L'éparpillement de la responsabilité en matière de gestion du risque est l'une des difficultés que doit résoudre la gouvernance. Encore faut-il s'entendre sur ce que l'on entend par gestion du risque et ne pas réduire cette notion au contrôle de la pratique des tarifications ou de la T2A dans les établissements sanitaires. La gestion du risque, c'est la technique qui doit nous permettre de prioriser nos investissements de santé et d'allouer nos ressources aujourd'hui pour améliorer, demain, la santé des Français et réaliser, après-demain, des économies. Aujourd'hui, l'absence de pilotage et le défaut de gouvernance déjà évoqués privent les directeurs d'ARS des informations leur permettant d'investir là où ce serait le plus efficient en termes de santé et de qualité de l'offre de soins.

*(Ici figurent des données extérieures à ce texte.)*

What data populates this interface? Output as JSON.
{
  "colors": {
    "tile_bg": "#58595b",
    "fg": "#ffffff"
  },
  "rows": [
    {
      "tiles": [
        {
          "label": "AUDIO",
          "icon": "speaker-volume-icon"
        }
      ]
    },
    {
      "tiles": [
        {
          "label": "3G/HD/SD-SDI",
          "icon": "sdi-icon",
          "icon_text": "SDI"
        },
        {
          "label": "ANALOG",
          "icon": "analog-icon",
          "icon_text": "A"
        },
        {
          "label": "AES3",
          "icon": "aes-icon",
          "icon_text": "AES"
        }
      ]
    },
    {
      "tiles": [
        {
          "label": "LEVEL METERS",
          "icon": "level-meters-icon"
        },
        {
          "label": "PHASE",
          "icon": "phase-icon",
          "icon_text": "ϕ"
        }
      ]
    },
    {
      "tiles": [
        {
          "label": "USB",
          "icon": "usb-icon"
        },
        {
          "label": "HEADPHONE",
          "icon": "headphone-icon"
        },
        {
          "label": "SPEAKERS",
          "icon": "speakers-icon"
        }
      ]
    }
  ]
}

J'ai pour ma part priorisé deux parcours en région Limousin : le premier lié à l'autisme, le second à la personne âgée dépendante. Sur ce dernier, je disposais d'éléments médico-économiques issus de l'expérience de prévention à domicile menée par le pôle gériatrie du CHU, dont je vous ai déjà parlé. Je savais donc qu'en investissant dans le déploiement de ce dispositif sur l'ensemble de la région, j'allais permettre le maintien à domicile des personnes âgées dans de bonnes conditions et réaliser ainsi, au bout du compte, d'importantes économies.
Pour l'autisme, je ne disposais que d'études canadiennes et américaines, recommandant le dépistage et le diagnostic précoce, pour un accompagnement intensif le plus tôt possible. En France, le diagnostic et l'accompagnement ne se font pas, en moyenne, avant l'âge de six ans, alors que nous disposons des moyens techniques pour le faire dès dix-huit mois. Cela se traduit, d'une part, par une perte de chances pour les malades, chez qui nous intervenons trop tard et, d'autre part, par un surcoût global, à l'âge de quarante ans, de 1,3 million de dollars selon les études parues outre-Atlantique. Compte tenu du taux de prévalence de l'autisme, évalué par l'Organisation mondiale de la santé (OMS) à 1 pour 140, cela représente pour notre pays six milliards d'euros, actuellement investis dans les hôpitaux psychiatriques et les maisons d'accueil spécialisées, où vivent des personnes lourdement accompagnées alors qu'elles pourraient l'être beaucoup moins.